Norway's captain, Johnny Lodden
After suffering in hands against the USA and Canada, the Italian team was unable to survive until the dinner break, their leader Luca Pagano, who had done well to keep spirits up from the rail throughout the event, unable to prevent their elimination in sixth. Then came Germany.
If there was a player invented for the World Cup of Poker it is Jan Heitmann. From the moment the Team PokerStars Pro cheered heartily his team's second-hand-of-the-day walk, through to the Mexican wave he choreographed and an unfortunate if unintentional time out slow roll, Heitmann was the Cup's unofficial ring master. Was it going to be his show? Not quite.

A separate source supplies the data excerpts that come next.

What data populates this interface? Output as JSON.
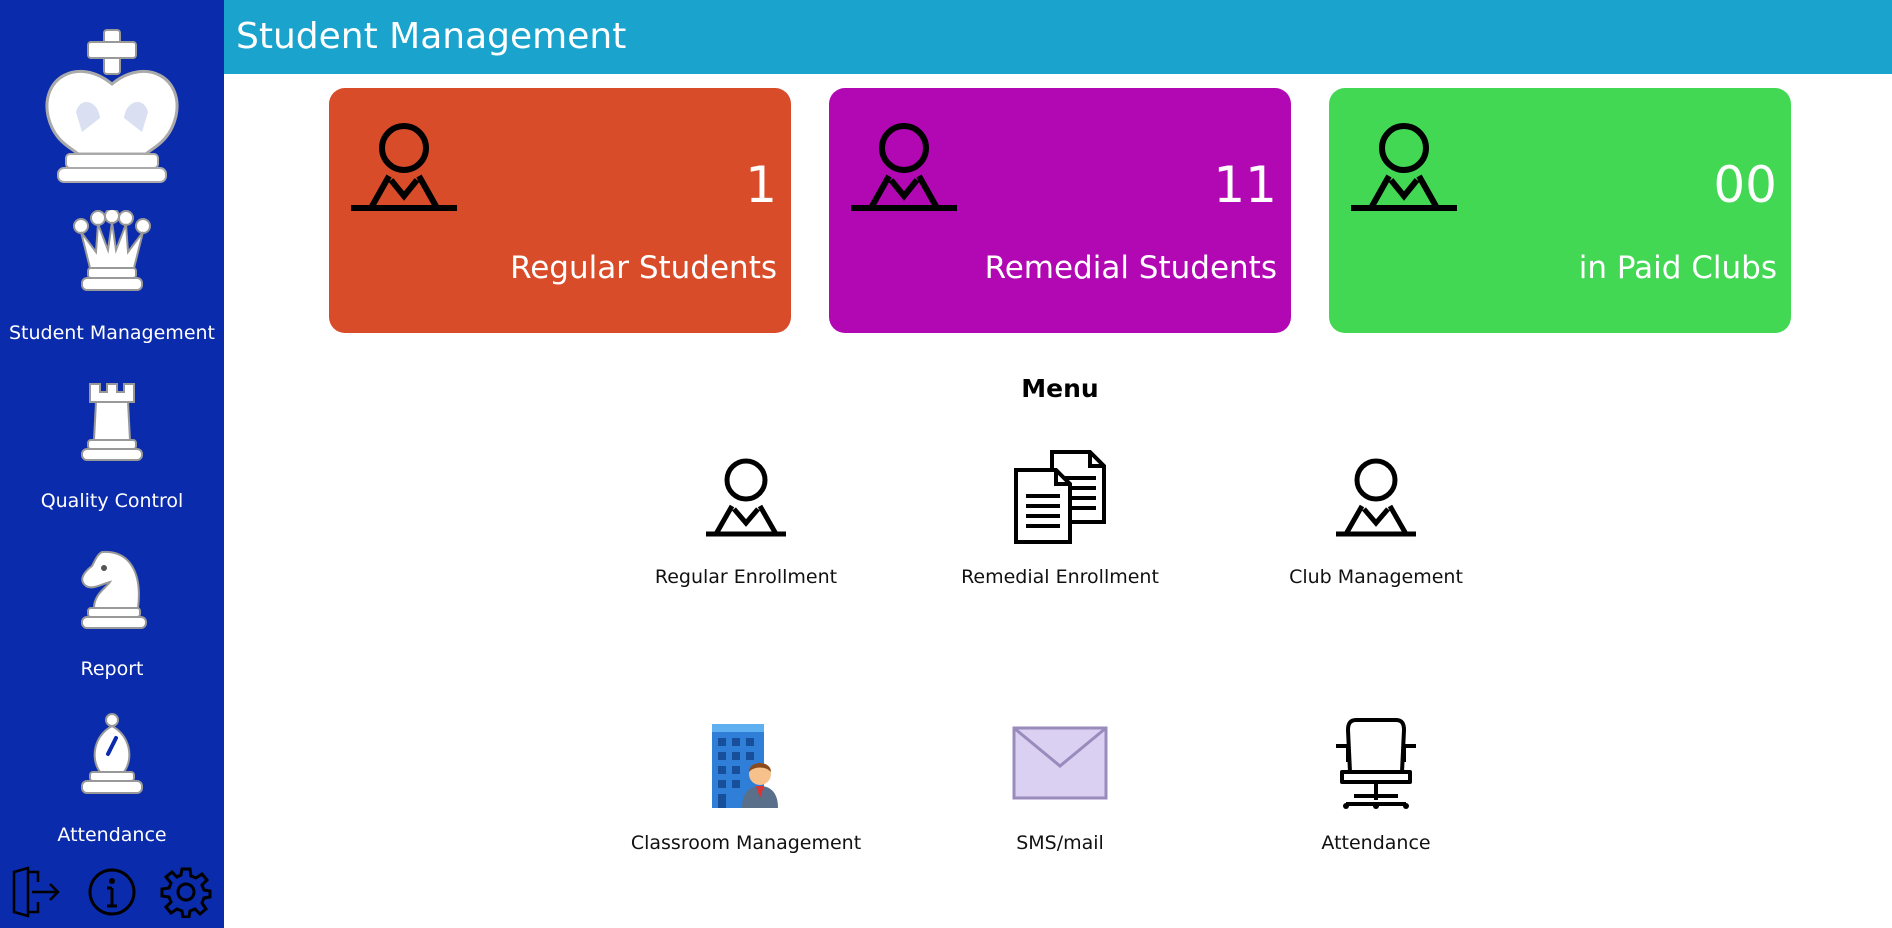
{
  "sidebar": {
    "logo": "chess-king-icon",
    "items": [
      {
        "label": "Student Management",
        "icon": "chess-queen-icon"
      },
      {
        "label": "Quality Control",
        "icon": "chess-rook-icon"
      },
      {
        "label": "Report",
        "icon": "chess-knight-icon"
      },
      {
        "label": "Attendance",
        "icon": "chess-bishop-icon"
      }
    ],
    "footer_icons": [
      "logout-icon",
      "info-icon",
      "settings-icon"
    ]
  },
  "header": {
    "title": "Student Management",
    "color": "#1aa3cd"
  },
  "stats": [
    {
      "count": "1",
      "label": "Regular Students",
      "color": "#d94c2a",
      "icon": "person-icon"
    },
    {
      "count": "11",
      "label": "Remedial Students",
      "color": "#b108b3",
      "icon": "person-icon"
    },
    {
      "count": "00",
      "label": "in Paid Clubs",
      "color": "#42d854",
      "icon": "person-icon"
    }
  ],
  "menu": {
    "title": "Menu",
    "items": [
      {
        "label": "Regular Enrollment",
        "icon": "person-icon"
      },
      {
        "label": "Remedial Enrollment",
        "icon": "documents-icon"
      },
      {
        "label": "Club Management",
        "icon": "person-icon"
      },
      {
        "label": "Classroom Management",
        "icon": "office-building-icon"
      },
      {
        "label": "SMS/mail",
        "icon": "envelope-icon"
      },
      {
        "label": "Attendance",
        "icon": "office-chair-icon"
      }
    ]
  },
  "colors": {
    "sidebar": "#0a2bab",
    "background": "#ffffff"
  }
}
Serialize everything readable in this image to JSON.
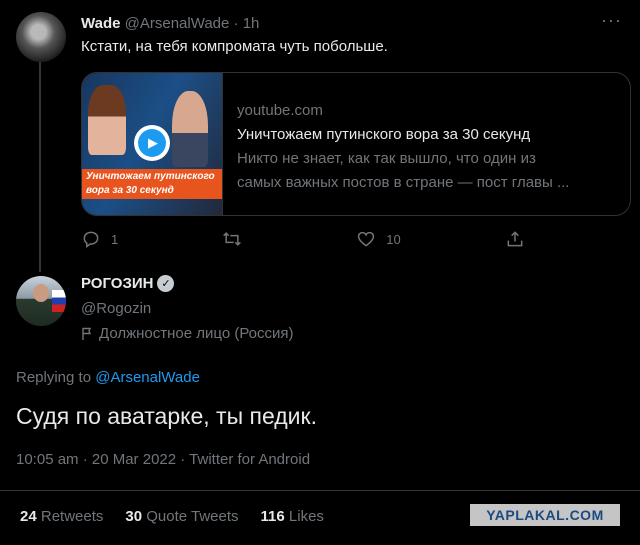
{
  "tweet1": {
    "name": "Wade",
    "handle": "@ArsenalWade",
    "separator": "·",
    "time": "1h",
    "more": "···",
    "text": "Кстати, на тебя компромата чуть побольше.",
    "card": {
      "banner": "Уничтожаем путинского вора за 30 секунд",
      "domain": "youtube.com",
      "title": "Уничтожаем путинского вора за 30 секунд",
      "desc_line1": "Никто не знает, как так вышло, что один из",
      "desc_line2": "самых важных постов в стране — пост главы ..."
    },
    "actions": {
      "replies": "1",
      "retweets": "",
      "likes": "10"
    }
  },
  "tweet2": {
    "name": "РОГОЗИН",
    "handle": "@Rogozin",
    "label": "Должностное лицо (Россия)",
    "replying_prefix": "Replying to",
    "replying_to": "@ArsenalWade",
    "text": "Судя по аватарке, ты педик.",
    "meta": "10:05 am · 20 Mar 2022 · Twitter for Android",
    "stats": {
      "retweets_count": "24",
      "retweets_label": "Retweets",
      "quotes_count": "30",
      "quotes_label": "Quote Tweets",
      "likes_count": "116",
      "likes_label": "Likes"
    }
  },
  "watermark": "YAPLAKAL.COM",
  "colors": {
    "background": "#000000",
    "accent": "#1d9bf0",
    "muted": "#71767b",
    "text": "#e7e9ea"
  }
}
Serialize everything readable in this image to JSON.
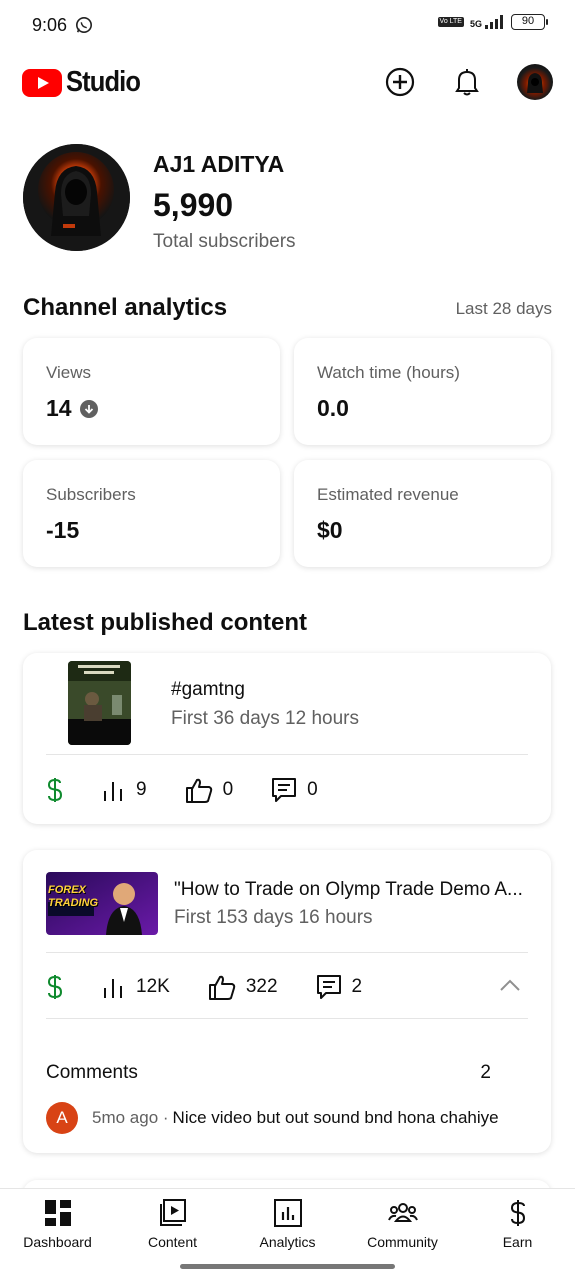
{
  "status_bar": {
    "time": "9:06",
    "network": "5G",
    "volte": "Vo LTE",
    "battery": "90"
  },
  "app": {
    "logo_text": "Studio"
  },
  "channel": {
    "name": "AJ1 ADITYA",
    "subscribers": "5,990",
    "subscribers_label": "Total subscribers"
  },
  "analytics": {
    "title": "Channel analytics",
    "period": "Last 28 days",
    "cards": [
      {
        "label": "Views",
        "value": "14"
      },
      {
        "label": "Watch time (hours)",
        "value": "0.0"
      },
      {
        "label": "Subscribers",
        "value": "-15"
      },
      {
        "label": "Estimated revenue",
        "value": "$0"
      }
    ]
  },
  "latest": {
    "title": "Latest published content",
    "items": [
      {
        "title": "#gamtng",
        "subtitle": "First 36 days 12 hours",
        "views": "9",
        "likes": "0",
        "comments": "0"
      },
      {
        "title": "\"How to Trade on Olymp Trade Demo A...",
        "subtitle": "First 153 days 16 hours",
        "views": "12K",
        "likes": "322",
        "comments": "2",
        "thumb_text": "FOREX TRADING",
        "comments_section": {
          "label": "Comments",
          "count": "2",
          "first": {
            "avatar_letter": "A",
            "meta": "5mo ago ·",
            "text": "Nice video but  out sound bnd hona chahiye"
          }
        }
      }
    ]
  },
  "nav": [
    {
      "label": "Dashboard",
      "icon": "dashboard-icon"
    },
    {
      "label": "Content",
      "icon": "content-icon"
    },
    {
      "label": "Analytics",
      "icon": "analytics-icon"
    },
    {
      "label": "Community",
      "icon": "community-icon"
    },
    {
      "label": "Earn",
      "icon": "earn-icon"
    }
  ],
  "colors": {
    "brand_red": "#ff0000",
    "money_green": "#0f8a2e",
    "secondary_text": "#606060"
  }
}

Jan Heitmann celebrates a small but vital first pot
Despite starting second to last in chips they built a stack that at one point put them in the lead, the defending champs fell short of spinning the fairytale into a back to back win. Worthy champions became gracious fifth place finishers shortly after the dinner break.
Even before Taipei busted the USA captain, Wu's teammates were already making a hero of the Team PokerStars Pro who had played substitute twice to lift his team's fortunes. The USA were among the favourites, boasting some strong players, not least their determined captain Vanessa Rousso. But with a once mighty stack now reduced to all-in or nothing, Rousso had to act, opting to flip with pocket fours against Wu's K♣J♣, although admitting she'd have preferred to have conferred. The board delivered Taipei's flush on the river and their relief could have fizzed the lights. But it was nothing compared with what would come next. For what stood before them was a Canadian team equal to them in both talent, and in luck.

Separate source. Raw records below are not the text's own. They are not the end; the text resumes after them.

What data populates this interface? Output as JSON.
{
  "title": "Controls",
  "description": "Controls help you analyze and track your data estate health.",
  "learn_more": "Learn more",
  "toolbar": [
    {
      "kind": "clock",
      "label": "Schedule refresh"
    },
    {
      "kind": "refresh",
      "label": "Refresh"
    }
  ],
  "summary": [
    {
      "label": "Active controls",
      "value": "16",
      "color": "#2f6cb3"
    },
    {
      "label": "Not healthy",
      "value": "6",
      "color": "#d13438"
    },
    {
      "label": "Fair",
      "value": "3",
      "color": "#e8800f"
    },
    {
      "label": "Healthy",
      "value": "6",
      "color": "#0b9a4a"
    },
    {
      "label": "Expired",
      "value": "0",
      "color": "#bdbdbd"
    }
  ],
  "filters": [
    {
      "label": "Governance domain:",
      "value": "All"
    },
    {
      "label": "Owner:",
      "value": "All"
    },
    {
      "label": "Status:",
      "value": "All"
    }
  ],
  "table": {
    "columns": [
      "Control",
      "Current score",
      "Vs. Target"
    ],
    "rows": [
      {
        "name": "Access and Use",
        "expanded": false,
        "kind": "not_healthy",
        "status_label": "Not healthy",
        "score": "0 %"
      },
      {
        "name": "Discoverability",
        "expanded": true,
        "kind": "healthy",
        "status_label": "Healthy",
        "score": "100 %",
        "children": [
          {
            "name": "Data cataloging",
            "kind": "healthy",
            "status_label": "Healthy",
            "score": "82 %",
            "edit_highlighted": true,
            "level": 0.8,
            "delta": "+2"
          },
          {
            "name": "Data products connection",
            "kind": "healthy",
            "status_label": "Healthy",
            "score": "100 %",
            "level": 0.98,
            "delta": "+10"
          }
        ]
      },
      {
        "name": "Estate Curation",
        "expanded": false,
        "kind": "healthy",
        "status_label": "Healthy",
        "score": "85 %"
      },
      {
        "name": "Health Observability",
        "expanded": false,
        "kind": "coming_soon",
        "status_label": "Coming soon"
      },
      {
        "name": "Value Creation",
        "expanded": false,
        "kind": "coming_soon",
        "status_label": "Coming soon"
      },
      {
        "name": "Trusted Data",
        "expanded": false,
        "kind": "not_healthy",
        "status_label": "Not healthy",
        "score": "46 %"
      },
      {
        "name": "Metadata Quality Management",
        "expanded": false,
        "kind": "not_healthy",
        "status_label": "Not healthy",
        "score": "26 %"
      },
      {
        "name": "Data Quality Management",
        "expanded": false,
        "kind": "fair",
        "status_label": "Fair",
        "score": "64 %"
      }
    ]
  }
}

Led by Darus Suharto, Canada had romped along on day 1a and finished well in the heads-up on day 1b, always within sight of the leaders, reaching the final table today with 80,000 chips. Their team had been a mixture of poker newbies and veterans, all with a deep will to win, fuelled by a Canadian rail and a couple of cold ones. They'd had their luck, catching a seven in a massive hand against their southern neighbours USA that almost put them in the lead. Then they'd eliminated rivals Germany, who they'd beaten in the heads up round.
But then the slip sliding began: doubling Croatia before a final hand against Taipei, whose pocket kings could not be toppled. It sent them out in third place and gave Taipei that insurmountable lead.
Within minutes it was over. Croatia had come within a place of the title, but reluctantly settled for second. For Taipei outright joy, disbelief and a World Cup title.
So close for Croatia
This will be the story you read when the World Cup of Poker is brought up over the next 12 months. You'll read it when qualifying events start for World Cup VII in a few months, and you'll read this in about 11 and a half months before a new gaggle of teams tackle some pretty weird but entertaining rules. But the 2010 was the World Cup of Poker's best advert yet for what is poker for poker's sake, played with unparalleled heart.
That's enough sentimentality. Congratulations to Chinese Taipei; to Wan Hsan Lai, Wen-Hao Pan, Tsu-Chi Wang, Tseng Wei Ming and their captain Raymond Wu, the new World Cup of Poker champions.